In conclusione, a fronte di questo trend giurisprudenziale, si auspica un riallineamento da parte dei giudici al più ristretto significato attribuito al termine “violenza” nei delitti contro la persona o contro il patrimonio dei quali costituisce elemento tipico, in attesa di un eventuale (e opportuno) intervento della Corte costituzionale mediante sentenza interpretativa.

Note

[1] R. PASELLA, Codice penale commentato. Tomo II, E. DOLCINI – G. MARINUCCI (fondato e diretto da), Wolters-Kluwer, Milanofiori Assago (MI), 2015, ed. IV, p. 797.
[2] Cfr. Cass. Pen., Sez. VI, 7 novembre 2017, n. 57222.
[3] Cass. Pen., Sez. VI, 22 marzo 2006, n. 25247: “il reato di resistenza a pubblico ufficiale (art. 337 c.p.) si configura come reato plurioffensivo che lede non soltanto l’attività della p.a., ma anche la sicurezza e la libertà di azione dello specifico pubblico ufficiale – che rappresenta l’Amministrazione – contro fatti di opposizione violenta o minacciosa”.
[4] D.L. 14 giugno 2019, n. 53, conv. L. 8 agosto 2019, n. 77.
[5] Si segnala che, sulla questione, è già stata interpellata, più volte, la Corte costituzionale al fine del pronunciamento della declaratoria di illegittimità costituzionale della norma modificante l’art. 131 bis co. II c.p. Al momento, i giudici delle leggi hanno sempre ritenuto infondata la questione: cfr. Corte cost. sent. 5 marzo 2021, n. 30 e ord. 31 marzo 2022, n. 82.

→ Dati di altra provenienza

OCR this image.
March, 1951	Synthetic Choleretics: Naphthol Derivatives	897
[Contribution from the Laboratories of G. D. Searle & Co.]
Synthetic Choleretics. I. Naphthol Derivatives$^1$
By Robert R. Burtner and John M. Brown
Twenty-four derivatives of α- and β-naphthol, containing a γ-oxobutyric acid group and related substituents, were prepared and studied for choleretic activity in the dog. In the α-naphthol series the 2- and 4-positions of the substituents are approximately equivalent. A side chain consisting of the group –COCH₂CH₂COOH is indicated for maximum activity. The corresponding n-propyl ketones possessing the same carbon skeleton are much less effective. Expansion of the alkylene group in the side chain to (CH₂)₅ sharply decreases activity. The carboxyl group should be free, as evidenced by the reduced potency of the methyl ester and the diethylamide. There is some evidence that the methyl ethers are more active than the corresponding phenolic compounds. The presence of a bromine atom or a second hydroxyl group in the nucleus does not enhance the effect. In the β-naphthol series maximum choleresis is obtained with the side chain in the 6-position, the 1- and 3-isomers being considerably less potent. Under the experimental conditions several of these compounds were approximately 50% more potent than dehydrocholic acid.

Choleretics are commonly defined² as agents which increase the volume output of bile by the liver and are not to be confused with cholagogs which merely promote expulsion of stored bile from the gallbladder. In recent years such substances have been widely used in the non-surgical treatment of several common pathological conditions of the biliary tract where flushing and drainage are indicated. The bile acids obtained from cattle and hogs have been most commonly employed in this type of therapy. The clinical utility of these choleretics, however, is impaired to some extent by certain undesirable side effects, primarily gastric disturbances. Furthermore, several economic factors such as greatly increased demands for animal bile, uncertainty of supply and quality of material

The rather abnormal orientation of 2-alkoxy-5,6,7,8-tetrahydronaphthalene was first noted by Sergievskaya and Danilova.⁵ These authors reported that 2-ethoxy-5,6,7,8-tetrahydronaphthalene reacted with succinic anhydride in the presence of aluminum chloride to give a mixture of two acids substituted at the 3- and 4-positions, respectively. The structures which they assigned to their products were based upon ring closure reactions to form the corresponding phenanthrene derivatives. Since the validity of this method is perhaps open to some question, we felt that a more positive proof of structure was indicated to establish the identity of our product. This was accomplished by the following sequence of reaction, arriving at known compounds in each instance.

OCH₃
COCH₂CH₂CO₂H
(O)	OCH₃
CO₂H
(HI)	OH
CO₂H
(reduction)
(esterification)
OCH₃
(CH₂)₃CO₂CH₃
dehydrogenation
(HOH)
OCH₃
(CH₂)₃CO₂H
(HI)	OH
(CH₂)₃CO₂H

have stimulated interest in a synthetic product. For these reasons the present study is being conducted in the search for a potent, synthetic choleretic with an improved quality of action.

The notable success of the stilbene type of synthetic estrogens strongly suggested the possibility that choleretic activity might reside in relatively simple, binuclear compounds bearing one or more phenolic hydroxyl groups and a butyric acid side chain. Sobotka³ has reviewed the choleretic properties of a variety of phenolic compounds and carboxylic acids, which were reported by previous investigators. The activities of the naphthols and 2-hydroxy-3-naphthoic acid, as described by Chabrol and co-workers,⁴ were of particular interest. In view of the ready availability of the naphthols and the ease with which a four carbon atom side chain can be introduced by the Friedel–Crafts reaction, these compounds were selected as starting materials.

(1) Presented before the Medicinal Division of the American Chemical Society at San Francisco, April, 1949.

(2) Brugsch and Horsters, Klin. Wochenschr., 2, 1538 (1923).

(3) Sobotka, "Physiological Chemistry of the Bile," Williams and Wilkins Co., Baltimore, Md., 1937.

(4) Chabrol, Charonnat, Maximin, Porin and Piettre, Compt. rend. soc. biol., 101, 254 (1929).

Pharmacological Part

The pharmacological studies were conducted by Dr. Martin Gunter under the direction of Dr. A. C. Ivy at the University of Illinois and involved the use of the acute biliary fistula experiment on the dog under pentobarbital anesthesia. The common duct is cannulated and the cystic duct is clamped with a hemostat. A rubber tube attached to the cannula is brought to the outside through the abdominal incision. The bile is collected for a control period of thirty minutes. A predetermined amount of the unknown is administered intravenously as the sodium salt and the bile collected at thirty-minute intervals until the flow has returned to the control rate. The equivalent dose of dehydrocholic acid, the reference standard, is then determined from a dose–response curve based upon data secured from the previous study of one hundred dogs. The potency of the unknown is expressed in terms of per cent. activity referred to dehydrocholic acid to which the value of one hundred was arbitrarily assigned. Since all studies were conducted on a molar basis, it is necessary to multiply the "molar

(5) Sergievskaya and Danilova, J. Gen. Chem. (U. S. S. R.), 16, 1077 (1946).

[6] Così ancheL’impossibile tenuità”, in Questione giustizia, 3 marzo 2020.
[7] Cfr. Trib. Ascoli Piceno, 6 marzo 2021, n. 65.
[8] Cfr. Cass. Pen., Sez. V, 8 giugno 2020, n. 19368.
[9] Devoto-Oli 2017: G. Devoto, G.C. Oli, Il Devoto-Oli, Il vocabolario dell’italiano contemporaneo, a cura di L. Serianni, M. Trifone, Milano, Le Monnier, 2017, p. 2457.
[10] Corte App. di Lecce, 3 settembre 2021, n. 983.
[11] Cfr. F. MANTOVANI, Diritto penale. Parte speciale I. Delitti contro la persona, Wolters-Kluwer, Milano, 2018, ed. VI, pp. 271 e seg.
[12] Cfr. A. M. MAUGERI, Diritto penale. Parte speciale vol. I. Tutela penale della persona, D. PULITANÒ (a cura di), Giappichelli Editore, Torino, 2011, pp. 233 e 234.
[13] Cfr. F. MANTOVANI, Diritto penale. Parte generale, Wolters-Kluwer, Milano, 2017, ed. X, p. 61.
[14] Corte cost. 8 giugno 1981, n. 96, con la quale è stata dichiarata l’illegittimità costituzionale dell’art. 603 c.p., abolendo dunque il delitto di plagio.
[15] Cfr. D. PULITANÒ, Diritto penale, G. Giappichelli Editore, Torino, 2011, ed. IV, p. 142.
[16] Cfr. F. MANTOVANI, Diritto penale. Parte generale, cit., p. 73.
[17] Corte App. di Lecce, 3 settembre 2021, n. 983, cit.